2. Best Practices for Peer-to-Peer Deployment
2. Best Practices for Peer-to-Peer Deployment
01 Understanding Peer-to-Peer Deployment
Klustron is a distributed database that separates computing and storage, supports massive data processing, and can solve the complexity problems caused by traditional database sub-databases and sub-tables.
The core components of Klustron are shown in the figure below, which consists of computing engine and storage engine.
The computing engine is mainly responsible for data processing and calculation, and is a CPU resource-intensive server, while the storage engine is an IO resource-intensive server. In the actual production environment deployment process, the computing engine and storage engine can be deployed on the same server to obtain resources. Efficient utilization while achieving high reliability through component redundancy among different nodes.

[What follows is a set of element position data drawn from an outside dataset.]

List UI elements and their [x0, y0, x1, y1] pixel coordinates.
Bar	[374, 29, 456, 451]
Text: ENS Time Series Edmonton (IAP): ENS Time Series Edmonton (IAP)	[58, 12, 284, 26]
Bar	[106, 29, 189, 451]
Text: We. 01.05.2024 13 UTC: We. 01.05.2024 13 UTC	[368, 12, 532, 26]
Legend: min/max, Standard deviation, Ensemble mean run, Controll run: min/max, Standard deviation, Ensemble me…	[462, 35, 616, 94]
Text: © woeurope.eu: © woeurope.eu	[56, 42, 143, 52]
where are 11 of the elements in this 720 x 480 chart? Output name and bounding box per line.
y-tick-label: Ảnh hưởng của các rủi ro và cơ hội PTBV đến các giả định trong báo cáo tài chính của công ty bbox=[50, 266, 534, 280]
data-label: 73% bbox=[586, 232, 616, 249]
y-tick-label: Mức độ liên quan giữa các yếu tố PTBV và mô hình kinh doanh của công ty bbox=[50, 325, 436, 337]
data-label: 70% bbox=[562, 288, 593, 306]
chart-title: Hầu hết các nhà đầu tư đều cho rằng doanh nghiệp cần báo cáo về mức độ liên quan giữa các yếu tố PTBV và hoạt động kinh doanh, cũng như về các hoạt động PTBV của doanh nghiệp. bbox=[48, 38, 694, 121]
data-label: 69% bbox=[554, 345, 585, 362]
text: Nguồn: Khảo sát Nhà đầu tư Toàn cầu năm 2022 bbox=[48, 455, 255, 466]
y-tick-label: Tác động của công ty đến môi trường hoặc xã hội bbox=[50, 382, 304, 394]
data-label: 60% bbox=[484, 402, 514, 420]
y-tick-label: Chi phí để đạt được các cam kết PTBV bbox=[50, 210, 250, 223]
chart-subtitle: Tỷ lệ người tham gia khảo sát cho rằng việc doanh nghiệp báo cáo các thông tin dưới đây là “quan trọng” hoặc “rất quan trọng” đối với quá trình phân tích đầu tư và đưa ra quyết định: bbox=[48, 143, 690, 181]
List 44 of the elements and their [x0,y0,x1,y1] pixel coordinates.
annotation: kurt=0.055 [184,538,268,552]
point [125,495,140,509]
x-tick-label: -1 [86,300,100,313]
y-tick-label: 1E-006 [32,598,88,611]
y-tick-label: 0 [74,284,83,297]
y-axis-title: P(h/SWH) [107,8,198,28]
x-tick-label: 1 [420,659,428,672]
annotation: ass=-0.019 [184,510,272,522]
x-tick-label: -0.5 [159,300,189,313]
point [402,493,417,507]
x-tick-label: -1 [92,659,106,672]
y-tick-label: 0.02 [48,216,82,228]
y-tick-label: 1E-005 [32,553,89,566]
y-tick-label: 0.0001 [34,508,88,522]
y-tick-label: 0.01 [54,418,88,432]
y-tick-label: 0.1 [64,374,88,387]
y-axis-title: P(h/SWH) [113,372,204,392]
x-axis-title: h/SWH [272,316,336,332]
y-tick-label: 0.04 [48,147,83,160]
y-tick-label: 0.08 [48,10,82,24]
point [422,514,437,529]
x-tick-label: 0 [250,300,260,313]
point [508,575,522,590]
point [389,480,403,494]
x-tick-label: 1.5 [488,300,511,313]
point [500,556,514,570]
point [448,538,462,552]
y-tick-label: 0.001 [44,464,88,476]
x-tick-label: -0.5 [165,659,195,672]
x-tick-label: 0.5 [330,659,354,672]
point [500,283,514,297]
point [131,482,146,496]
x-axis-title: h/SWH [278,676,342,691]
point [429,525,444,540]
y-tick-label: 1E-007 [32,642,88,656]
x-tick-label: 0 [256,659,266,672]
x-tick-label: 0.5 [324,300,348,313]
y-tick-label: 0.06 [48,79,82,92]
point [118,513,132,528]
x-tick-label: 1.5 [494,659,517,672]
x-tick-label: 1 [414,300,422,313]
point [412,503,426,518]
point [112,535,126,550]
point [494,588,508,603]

A typical peer-to-peer deployment structure is shown in the figure below:
There is no limit to the number of Klustron cluster services. The peer-to-peer deployment architecture is characterized by the coexistence of computing nodes and storage nodes in the same physical server, and each server runs both computing nodes and storage nodes.
For multi-copy shards, the master and slave copies cannot be located in the same server, but should be equally distributed in other servers.
1.1 Klustron-server (computing node)
The computing node runs a stateless computing & query engine, interacts with the storage to execute SQL tasks, and adopts the asynchronous communication mode. The computing node can not only interact with the storage node on the machine, but also interact with other storage nodes on the docking node through the network to exchange data. deal with.
Client applications can connect to any computing node to perform data processing tasks of the Klustron cluster.
1.2 Klustron-storage (storage node)
A storage node is composed of multiple storage shards (shards). The master-slave copies of the shards are equally distributed among the available servers. The storage node of each server is composed of the master copy of a shard and the slave copies of other shards.
Benefits of peer-to-peer deployment:
Effective use of server hardware resources
Components are mutually redundant between servers to improve system reliability
Easy expansion, flexible expansion
02 Peer-to-Peer Deployment Guide
2.1 Resource preparation: In the peer-to-peer deployment scheme, the hardware configuration of each server should be consistent, the operating system and version should be consistent, and the network bandwidth between servers is recommended to be gigabit or above.
2.2 Each server runs a computing node.
2.3 The number of shards in the cluster should not exceed the number of servers, and each server can only run the master node of one shard of the cluster. The parameter configuration of the master and slave replicas of each shard is consistent. The parameter configuration of different shards can be customized according to business requirements.
2.4 The number of copies of each shard can be defined according to business needs. The Klustron cluster has no limit on the number of copies, but considering reliability, it is recommended that each shard have at least 3 copies, and the number of copies should not exceed the number of available machines.
2.5 In the configuration, it is recommended that the master-slave replica not run in the same server.
2.6 Management components and other components:
- Metadata cluster: It is recommended to deploy in a high-availability mode with one master and two slaves, and there are few temporary resources. You can choose the corresponding server deployment according to the current network situation.
- Cluster manager: It is recommended to deploy it in a high-availability mode with one master and two slaves, and there are few temporary resources. You can choose the corresponding server deployment according to the current network situation.
- Node Manager: One deployed per server.
03 Installation and deployment process
For the detailed installation process of peer-to-peer deployment, please refer to the document: Klustron Quick Start Installation Guide, Klustron 1.0 will support the peer-to-peer mode installation based on the WEB UI interface, improving the ease of installation.
Refer to the table below for server resource planning for peer-to-peer deployment (take three nodes as an example)
04 Peer-to-peer deployment server configuration requirements
As a distributed database, the Klustron cluster has relatively low server configuration requirements. The server configuration of the entry-level Klustron cluster is as follows:
Klustron entry-level machine configuration:
- 3 servers: Amazon m5.4xlarge model (CPU 8cores 16Threads, memory 64G, storage gp3, general-purpose SSD volume 3000IOPS, 125MB/s throughput, network bandwidth between nodes 10G).
- Database software: Klustron 0.9.1.
- Deployment architecture: peer-to-peer deployment, 3Shard, each shard has 3 copies.